Even as “overwhelming numbers of law enforcement personnel from different agencies” arrived on the scene, the report describes, there was no effective command-and-control established at the school. Owing to this lack of effective leadership, law enforcement response dragged out — even as the killer continued to fire rounds inside the school. The shooter was finally confronted and killed by federal agents “77 minutes after the first officers entered the school,” the report describes, and only after “45 rounds were fired by the shooter in the presence of officers.”
This wildly disorganized response — in which even well-trained officers stood to the side as the minutes ticked by, and law enforcement continued to act as if the incident were a “barricaded subject scenario” and not “an active shooter situation” — drives the federal government’s recommendation for the development of national standards to confront mass shooters.
The report describes that many officers on the scene “believed that they were waiting for more assets to arrive, such as shields and a specialized tactical team, to make entry.” The report counters that law enforcement responding to an active shooter “must be prepared to approach the threat and breach… a room using just the tools they have with them, which is often a standard-issue firearm/service weapon.”
National response standards, the report insists, would enable a “de-facto team of similarly trained officers” to “rapidly assemble, communicate, and act as a team” moving immediately to “stop the killing and stop the dying.” Such standards would also give leaders on the scene a playbook for when a “situation becomes stagnant” — to create a core “tactical team” responsible for neutralizing the shooter, while “removing all other personnel to avoid overcompensating the situation.”
Introducing the report, Attorney General Merrick Garland insisted, “The victims and survivors of the mass shooting at Robb Elementary School deserved better.” He starkly described the law enforcement response in Uvalde as “a failure.” He insisted that the federal review must spark change. “We hope to honor the victims and survivors,” he said, “by working together to try to prevent anything like this from happening again, here or anywhere.”
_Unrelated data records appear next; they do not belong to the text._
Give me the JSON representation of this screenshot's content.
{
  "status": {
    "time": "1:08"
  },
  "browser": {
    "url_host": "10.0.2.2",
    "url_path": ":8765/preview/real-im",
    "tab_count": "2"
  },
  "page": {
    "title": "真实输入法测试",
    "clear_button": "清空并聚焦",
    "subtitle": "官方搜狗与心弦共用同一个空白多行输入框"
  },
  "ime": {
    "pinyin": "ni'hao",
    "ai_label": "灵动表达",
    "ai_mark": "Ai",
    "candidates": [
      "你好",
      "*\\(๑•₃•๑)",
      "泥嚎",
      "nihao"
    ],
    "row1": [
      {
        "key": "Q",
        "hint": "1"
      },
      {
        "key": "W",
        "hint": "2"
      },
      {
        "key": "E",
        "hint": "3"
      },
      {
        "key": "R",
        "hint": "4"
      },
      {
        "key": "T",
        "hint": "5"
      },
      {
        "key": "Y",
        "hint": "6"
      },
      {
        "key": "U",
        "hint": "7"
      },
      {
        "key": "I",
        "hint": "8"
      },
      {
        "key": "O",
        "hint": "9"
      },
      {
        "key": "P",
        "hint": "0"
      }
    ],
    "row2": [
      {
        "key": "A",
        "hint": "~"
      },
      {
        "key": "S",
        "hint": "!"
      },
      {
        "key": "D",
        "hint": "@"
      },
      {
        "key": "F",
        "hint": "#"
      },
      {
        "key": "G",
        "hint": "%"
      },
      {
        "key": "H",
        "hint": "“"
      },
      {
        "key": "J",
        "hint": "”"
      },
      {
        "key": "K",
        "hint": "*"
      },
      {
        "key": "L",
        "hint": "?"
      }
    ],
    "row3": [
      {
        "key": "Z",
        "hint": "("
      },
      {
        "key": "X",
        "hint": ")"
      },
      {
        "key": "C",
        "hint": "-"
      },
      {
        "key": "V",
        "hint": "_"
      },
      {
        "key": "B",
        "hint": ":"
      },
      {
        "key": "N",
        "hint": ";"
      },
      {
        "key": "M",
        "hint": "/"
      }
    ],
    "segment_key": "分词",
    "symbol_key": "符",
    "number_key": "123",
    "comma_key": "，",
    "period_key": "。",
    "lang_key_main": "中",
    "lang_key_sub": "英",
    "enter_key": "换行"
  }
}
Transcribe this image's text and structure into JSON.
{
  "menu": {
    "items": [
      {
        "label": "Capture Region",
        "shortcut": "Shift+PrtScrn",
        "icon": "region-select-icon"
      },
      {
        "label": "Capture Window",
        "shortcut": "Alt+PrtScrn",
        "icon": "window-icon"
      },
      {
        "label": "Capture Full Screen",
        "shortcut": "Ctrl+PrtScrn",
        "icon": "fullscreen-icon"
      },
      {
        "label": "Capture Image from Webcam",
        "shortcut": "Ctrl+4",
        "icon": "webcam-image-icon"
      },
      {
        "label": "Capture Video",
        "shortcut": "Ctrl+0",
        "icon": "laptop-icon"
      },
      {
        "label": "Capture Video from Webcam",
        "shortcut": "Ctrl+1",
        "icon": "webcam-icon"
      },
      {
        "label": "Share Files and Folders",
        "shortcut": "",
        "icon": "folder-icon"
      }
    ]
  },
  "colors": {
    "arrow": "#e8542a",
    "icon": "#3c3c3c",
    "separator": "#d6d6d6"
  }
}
Among other key recommendations, the federal report also advises:
“Law enforcement training academies and providers should ensure that active shooter training modules include the factors in determining active shooter versus barricaded subject situations.”
“An active shooter with access to victims should never be considered and treated as a barricaded subject.”
And: “[N]o single piece of ancillary equipment is required for a response to an active shooter.”
This is a developing story and may be updated.